Outro efeito importante da produção agrícola prevista para 2019 é a
manutenção de um saldo comercial superior a US$ 60 bilhões em nossa
balança de pagamentos. Sem a ocorrência de uma verdadeira catástrofe nos
mercados externos de capitais, a taxa de câmbio no Brasil deve ficar no
intervalo de R$ 3,50 a R$ 3,80. Cabe aqui ressaltar que, no cenário
econômico e político que espero, a entrada de capitais externos deve
pelo menos manter os níveis atuais de US$ 65 bilhões anuais,
fortalecendo o real.
Além da possibilidade de um crescimento econômico sólido em seu primeiro
ano na Presidência, outro fator extremamente positivo para o novo
governo é o apoio da população, como mostram pesquisas recentes
divulgadas. Com mais de dois terços dos brasileiros confiando no novo
presidente fica mais fácil a relação do Palácio do Planalto com o
Congresso. Esta combinação - crescimento econômico e apoio da população -
é suficiente para que a equipe do presidente possa, pelo menos
inicialmente, encaminhar a questão da reforma da previdência. Isto deve
ser suficiente para acalmar os mais agitados com a questão fiscal e da
dívida pública.
Com isto, creio, estará criada a condição suficiente para a economia
crescer algo como 3% ao ano na parte final do ano próximo.

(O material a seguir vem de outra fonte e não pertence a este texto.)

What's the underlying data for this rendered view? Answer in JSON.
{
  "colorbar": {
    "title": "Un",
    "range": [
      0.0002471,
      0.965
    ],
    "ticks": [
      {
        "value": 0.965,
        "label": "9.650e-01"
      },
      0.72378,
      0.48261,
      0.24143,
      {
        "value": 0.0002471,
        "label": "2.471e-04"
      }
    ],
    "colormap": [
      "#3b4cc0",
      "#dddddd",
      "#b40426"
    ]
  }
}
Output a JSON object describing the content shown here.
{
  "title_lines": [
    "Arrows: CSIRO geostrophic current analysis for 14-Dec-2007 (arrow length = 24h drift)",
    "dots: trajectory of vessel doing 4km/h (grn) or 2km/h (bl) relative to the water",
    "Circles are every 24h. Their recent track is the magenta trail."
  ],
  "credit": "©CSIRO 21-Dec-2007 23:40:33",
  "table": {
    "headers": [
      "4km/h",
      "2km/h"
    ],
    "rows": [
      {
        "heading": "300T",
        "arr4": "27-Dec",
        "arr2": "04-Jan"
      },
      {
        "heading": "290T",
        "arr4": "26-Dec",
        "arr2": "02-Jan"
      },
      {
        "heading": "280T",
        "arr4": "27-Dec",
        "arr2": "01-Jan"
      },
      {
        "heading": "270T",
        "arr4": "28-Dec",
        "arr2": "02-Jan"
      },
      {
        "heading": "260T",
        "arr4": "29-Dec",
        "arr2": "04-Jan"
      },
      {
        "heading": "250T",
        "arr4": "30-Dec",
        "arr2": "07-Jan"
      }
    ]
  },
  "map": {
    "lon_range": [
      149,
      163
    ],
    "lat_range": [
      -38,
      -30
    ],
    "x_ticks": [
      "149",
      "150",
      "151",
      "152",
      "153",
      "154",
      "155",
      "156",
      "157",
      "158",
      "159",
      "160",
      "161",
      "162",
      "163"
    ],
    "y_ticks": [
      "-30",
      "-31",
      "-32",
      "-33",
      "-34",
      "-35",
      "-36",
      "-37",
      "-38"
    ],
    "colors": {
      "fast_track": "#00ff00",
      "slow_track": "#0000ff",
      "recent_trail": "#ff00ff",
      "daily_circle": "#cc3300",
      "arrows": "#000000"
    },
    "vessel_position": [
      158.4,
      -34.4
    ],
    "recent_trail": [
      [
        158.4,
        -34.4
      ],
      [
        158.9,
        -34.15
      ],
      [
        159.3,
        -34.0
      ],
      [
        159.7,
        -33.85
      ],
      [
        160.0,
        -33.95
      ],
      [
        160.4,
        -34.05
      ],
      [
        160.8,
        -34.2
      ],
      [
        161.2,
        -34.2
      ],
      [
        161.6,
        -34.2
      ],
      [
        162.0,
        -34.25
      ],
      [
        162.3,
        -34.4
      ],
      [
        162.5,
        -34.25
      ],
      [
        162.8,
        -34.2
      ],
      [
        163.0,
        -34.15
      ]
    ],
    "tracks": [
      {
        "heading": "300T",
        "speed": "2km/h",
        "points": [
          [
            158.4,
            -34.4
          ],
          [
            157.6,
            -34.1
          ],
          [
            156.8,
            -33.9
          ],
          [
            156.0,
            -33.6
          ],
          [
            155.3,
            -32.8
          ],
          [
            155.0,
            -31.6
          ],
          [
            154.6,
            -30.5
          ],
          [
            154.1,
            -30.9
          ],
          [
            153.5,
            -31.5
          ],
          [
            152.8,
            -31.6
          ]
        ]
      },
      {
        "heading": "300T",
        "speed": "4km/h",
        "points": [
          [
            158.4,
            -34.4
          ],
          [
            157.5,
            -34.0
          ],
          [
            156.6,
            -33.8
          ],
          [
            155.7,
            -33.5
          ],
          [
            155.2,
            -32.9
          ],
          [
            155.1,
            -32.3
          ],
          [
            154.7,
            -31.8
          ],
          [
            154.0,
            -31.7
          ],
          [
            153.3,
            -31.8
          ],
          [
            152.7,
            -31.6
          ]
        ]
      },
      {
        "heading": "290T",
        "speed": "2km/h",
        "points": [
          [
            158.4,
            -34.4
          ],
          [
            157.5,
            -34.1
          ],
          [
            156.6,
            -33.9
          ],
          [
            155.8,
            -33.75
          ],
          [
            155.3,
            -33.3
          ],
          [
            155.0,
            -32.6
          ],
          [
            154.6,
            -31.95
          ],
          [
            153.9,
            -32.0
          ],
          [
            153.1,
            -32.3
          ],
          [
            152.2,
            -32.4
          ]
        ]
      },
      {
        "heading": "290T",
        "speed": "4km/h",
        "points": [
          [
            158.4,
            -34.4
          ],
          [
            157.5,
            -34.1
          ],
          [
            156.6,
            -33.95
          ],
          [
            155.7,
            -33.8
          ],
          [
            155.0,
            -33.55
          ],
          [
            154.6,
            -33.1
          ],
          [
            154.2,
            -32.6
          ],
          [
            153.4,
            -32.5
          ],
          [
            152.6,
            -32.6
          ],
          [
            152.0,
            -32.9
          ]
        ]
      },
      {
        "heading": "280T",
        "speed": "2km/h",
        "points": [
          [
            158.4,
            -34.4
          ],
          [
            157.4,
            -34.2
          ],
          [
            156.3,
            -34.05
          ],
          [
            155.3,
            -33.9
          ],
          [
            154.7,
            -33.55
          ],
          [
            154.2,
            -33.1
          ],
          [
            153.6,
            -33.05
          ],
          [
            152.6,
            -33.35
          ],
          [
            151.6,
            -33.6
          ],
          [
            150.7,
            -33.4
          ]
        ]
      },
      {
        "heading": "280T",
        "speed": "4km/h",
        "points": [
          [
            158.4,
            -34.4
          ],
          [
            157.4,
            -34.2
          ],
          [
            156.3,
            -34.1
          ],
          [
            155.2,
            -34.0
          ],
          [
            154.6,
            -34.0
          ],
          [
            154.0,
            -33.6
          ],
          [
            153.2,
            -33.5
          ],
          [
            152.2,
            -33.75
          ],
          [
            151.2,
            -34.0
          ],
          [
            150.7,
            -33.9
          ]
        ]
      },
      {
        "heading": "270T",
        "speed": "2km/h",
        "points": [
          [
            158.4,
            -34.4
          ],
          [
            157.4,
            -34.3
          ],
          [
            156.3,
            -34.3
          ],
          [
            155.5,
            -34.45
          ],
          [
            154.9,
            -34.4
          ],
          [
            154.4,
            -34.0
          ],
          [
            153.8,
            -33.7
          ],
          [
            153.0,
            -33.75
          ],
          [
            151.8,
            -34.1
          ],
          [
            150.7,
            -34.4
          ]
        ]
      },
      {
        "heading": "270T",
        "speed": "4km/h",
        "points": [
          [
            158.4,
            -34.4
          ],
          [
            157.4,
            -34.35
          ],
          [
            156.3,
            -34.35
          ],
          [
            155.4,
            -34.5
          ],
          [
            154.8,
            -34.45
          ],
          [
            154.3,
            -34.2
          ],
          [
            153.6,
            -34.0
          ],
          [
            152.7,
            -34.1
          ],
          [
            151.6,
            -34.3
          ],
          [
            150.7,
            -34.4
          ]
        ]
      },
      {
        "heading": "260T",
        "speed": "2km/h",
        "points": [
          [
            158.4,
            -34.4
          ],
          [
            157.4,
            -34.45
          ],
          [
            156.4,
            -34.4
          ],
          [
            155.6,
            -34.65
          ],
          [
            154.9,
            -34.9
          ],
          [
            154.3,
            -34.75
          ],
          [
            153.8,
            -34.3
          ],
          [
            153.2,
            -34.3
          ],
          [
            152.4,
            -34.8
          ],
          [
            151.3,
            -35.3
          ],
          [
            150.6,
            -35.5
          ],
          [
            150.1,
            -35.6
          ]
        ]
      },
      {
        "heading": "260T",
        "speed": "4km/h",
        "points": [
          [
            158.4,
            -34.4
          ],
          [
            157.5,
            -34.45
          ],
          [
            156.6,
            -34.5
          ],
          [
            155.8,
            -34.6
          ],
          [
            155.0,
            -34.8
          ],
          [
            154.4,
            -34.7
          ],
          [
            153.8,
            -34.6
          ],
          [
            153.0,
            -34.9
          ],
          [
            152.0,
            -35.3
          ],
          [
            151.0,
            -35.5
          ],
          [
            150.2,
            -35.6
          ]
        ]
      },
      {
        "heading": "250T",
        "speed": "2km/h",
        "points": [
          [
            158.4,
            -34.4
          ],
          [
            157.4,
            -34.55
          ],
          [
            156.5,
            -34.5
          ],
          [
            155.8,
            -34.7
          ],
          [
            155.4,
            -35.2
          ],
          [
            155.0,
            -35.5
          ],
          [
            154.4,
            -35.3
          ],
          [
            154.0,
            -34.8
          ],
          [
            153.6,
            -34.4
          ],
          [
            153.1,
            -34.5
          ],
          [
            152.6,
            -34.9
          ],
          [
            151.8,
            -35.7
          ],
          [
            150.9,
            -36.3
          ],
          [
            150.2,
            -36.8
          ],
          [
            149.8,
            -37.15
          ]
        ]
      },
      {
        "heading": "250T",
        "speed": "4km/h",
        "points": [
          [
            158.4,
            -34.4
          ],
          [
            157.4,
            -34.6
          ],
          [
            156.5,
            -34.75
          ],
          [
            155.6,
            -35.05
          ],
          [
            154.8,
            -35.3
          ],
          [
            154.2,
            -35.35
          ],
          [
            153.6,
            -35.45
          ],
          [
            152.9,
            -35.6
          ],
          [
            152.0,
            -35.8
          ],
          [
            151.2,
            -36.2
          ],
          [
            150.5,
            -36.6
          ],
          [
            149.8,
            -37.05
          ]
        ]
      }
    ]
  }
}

À medida que
este cenário se consolide entre a mídia e os principais analistas
econômicos, a tarefa do governo, em relação à agenda de reformas que se
fazem necessárias para um crescimento econômico sustentado, ficará
facilitada pela manutenção de um otimismo perdido há muito tempo na
sociedade brasileira. Apenas alguma barbeiragem política grave na base de apoio do governo
pode levar a um cenário diferente deste nos próximos meses. A falta de
experiência - política e administrativa - do PSL, partido de Bolsonaro, é
um risco que só pode ser afastado pelo acompanhamento dos fatos nos
próximos meses. A montagem do novo ministério, primeiro teste efetivo do
potencial de governabilidade do governo eleito, terminou com poucos e
negligenciáveis percalços. O próximo desafio será a gestão do processo
de alternância de poder no Senado e Camara de Deputados, agora em
janeiro.
Uma última peça para a montagem de meu cenário para 2019 fica por conta
da economia internacional e, apontada hoje pelos mercados, como maior
fator de risco para a economia brasileira. O estabanado governo do
presidente Trump é hoje responsável por um cenário de confronto nas
relações internacionais e pelo risco real de recessão na maior economia
do mundo. O agravamento do confronto comercial com a China, parte de um
conflito maior entre a economia mundial dominante e a China que em
poucos anos tomará esta posição, pode acelerar os riscos de recessão
econômica já contratada pelos erros cometidos no front fiscal pelo
presidente americano. A combinação destas duas forças desestabilizadoras
pode criar uma situação internacional muito difícil.
Mas o Brasil, dada a situação de nosso ciclo econômico, certamente vai
sofrer menos as consequências deste cenário em 2019. Particularmente não
visualizo riscos maiores para nós vindo do front externo e que
inviabilize o cenário local projetado acima.